Failure to Protect Resident From Physical Abuse and to Report Incident
Penalty
Summary
The facility failed to protect a resident from physical abuse by another resident when one resident with a known history of antagonistic, verbally and physically aggressive behavior kicked another resident, causing a fall and subsequent pain. Multiple witnesses, including another resident and two CNAs, reported that while residents were lined up for a smoke break, the aggressor resident grabbed the victim resident’s leg in an attempt to make him fall and, when that failed, deliberately kicked the victim’s left leg or knee, causing him to fall onto his left hip.

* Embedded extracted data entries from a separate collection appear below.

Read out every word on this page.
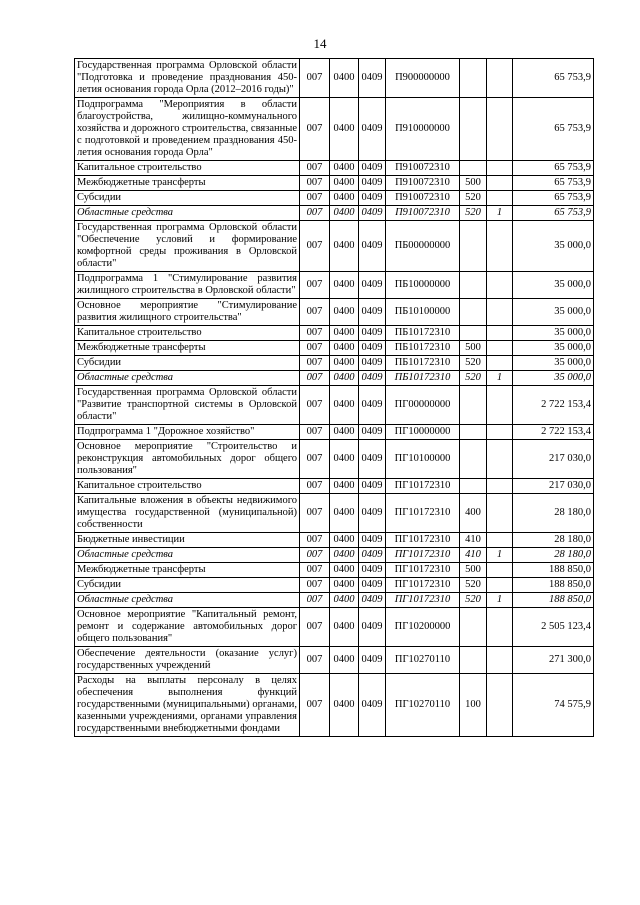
14
Государственная программа Орловской области "Подготовка и проведение празднования 450-летия основания города Орла (2012–2016 годы)"	007	0400	0409	П900000000			65 753,9
Подпрограмма "Мероприятия в области благоустройства, жилищно-коммунального хозяйства и дорожного строительства, связанные с подготовкой и проведением празднования 450-летия основания города Орла"	007	0400	0409	П910000000			65 753,9
Капитальное строительство	007	0400	0409	П910072310			65 753,9
Межбюджетные трансферты	007	0400	0409	П910072310	500		65 753,9
Субсидии	007	0400	0409	П910072310	520		65 753,9
Областные средства	007	0400	0409	П910072310	520	1	65 753,9
Государственная программа Орловской области "Обеспечение условий и формирование комфортной среды проживания в Орловской области"	007	0400	0409	ПБ00000000			35 000,0
Подпрограмма 1 "Стимулирование развития жилищного строительства в Орловской области"	007	0400	0409	ПБ10000000			35 000,0
Основное мероприятие "Стимулирование развития жилищного строительства"	007	0400	0409	ПБ10100000			35 000,0
Капитальное строительство	007	0400	0409	ПБ10172310			35 000,0
Межбюджетные трансферты	007	0400	0409	ПБ10172310	500		35 000,0
Субсидии	007	0400	0409	ПБ10172310	520		35 000,0
Областные средства	007	0400	0409	ПБ10172310	520	1	35 000,0
Государственная программа Орловской области "Развитие транспортной системы в Орловской области"	007	0400	0409	ПГ00000000			2 722 153,4
Подпрограмма 1 "Дорожное хозяйство"	007	0400	0409	ПГ10000000			2 722 153,4
Основное мероприятие "Строительство и реконструкция автомобильных дорог общего пользования"	007	0400	0409	ПГ10100000			217 030,0
Капитальное строительство	007	0400	0409	ПГ10172310			217 030,0
Капитальные вложения в объекты недвижимого имущества государственной (муниципальной) собственности	007	0400	0409	ПГ10172310	400		28 180,0
Бюджетные инвестиции	007	0400	0409	ПГ10172310	410		28 180,0
Областные средства	007	0400	0409	ПГ10172310	410	1	28 180,0
Межбюджетные трансферты	007	0400	0409	ПГ10172310	500		188 850,0
Субсидии	007	0400	0409	ПГ10172310	520		188 850,0
Областные средства	007	0400	0409	ПГ10172310	520	1	188 850,0
Основное мероприятие "Капитальный ремонт, ремонт и содержание автомобильных дорог общего пользования"	007	0400	0409	ПГ10200000			2 505 123,4
Обеспечение деятельности (оказание услуг) государственных учреждений	007	0400	0409	ПГ10270110			271 300,0
Расходы на выплаты персоналу в целях обеспечения выполнения функций государственными (муниципальными) органами, казенными учреждениями, органами управления государственными внебюджетными фондами	007	0400	0409	ПГ10270110	100		74 575,9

The victim resident consistently reported that the kick knocked him off his feet, that he landed on his left hip, and that he continued to experience left hip and buttock pain rated 5/10 with walking and lying on his back. A behavior note documented that the aggressor resident stood up from his wheelchair and kicked the victim resident in the leg for no reason, witnessed by residents and staff, and a subsequent nurse’s note documented the victim’s complaint of left hip pain and an order for a left hip and pelvis X-ray. Despite staff recognizing the event as physical abuse and a reportable incident under the facility’s Abuse and Retaliation Prevention and Reporting policy, the facility did not take required reporting and response actions. An LPN stated that the incident was reportable and notified the Administrator, and both the DON and ADON acknowledged that one resident kicking another constitutes physical abuse that should be reported to the state surveying agency and to the police. However, the Administrator confirmed that the facility did not report the incident to the state surveying agency and that facility staff did not call the police or an ambulance for the victim resident, even though the victim repeatedly requested that the police and an ambulance be called. Instead, the aggressor resident independently called 911 for himself. The facility’s own policy defines physical abuse as willful infliction of injury, including kicking, and affirms residents’ right to be free from abuse, but these standards were not followed in this incident.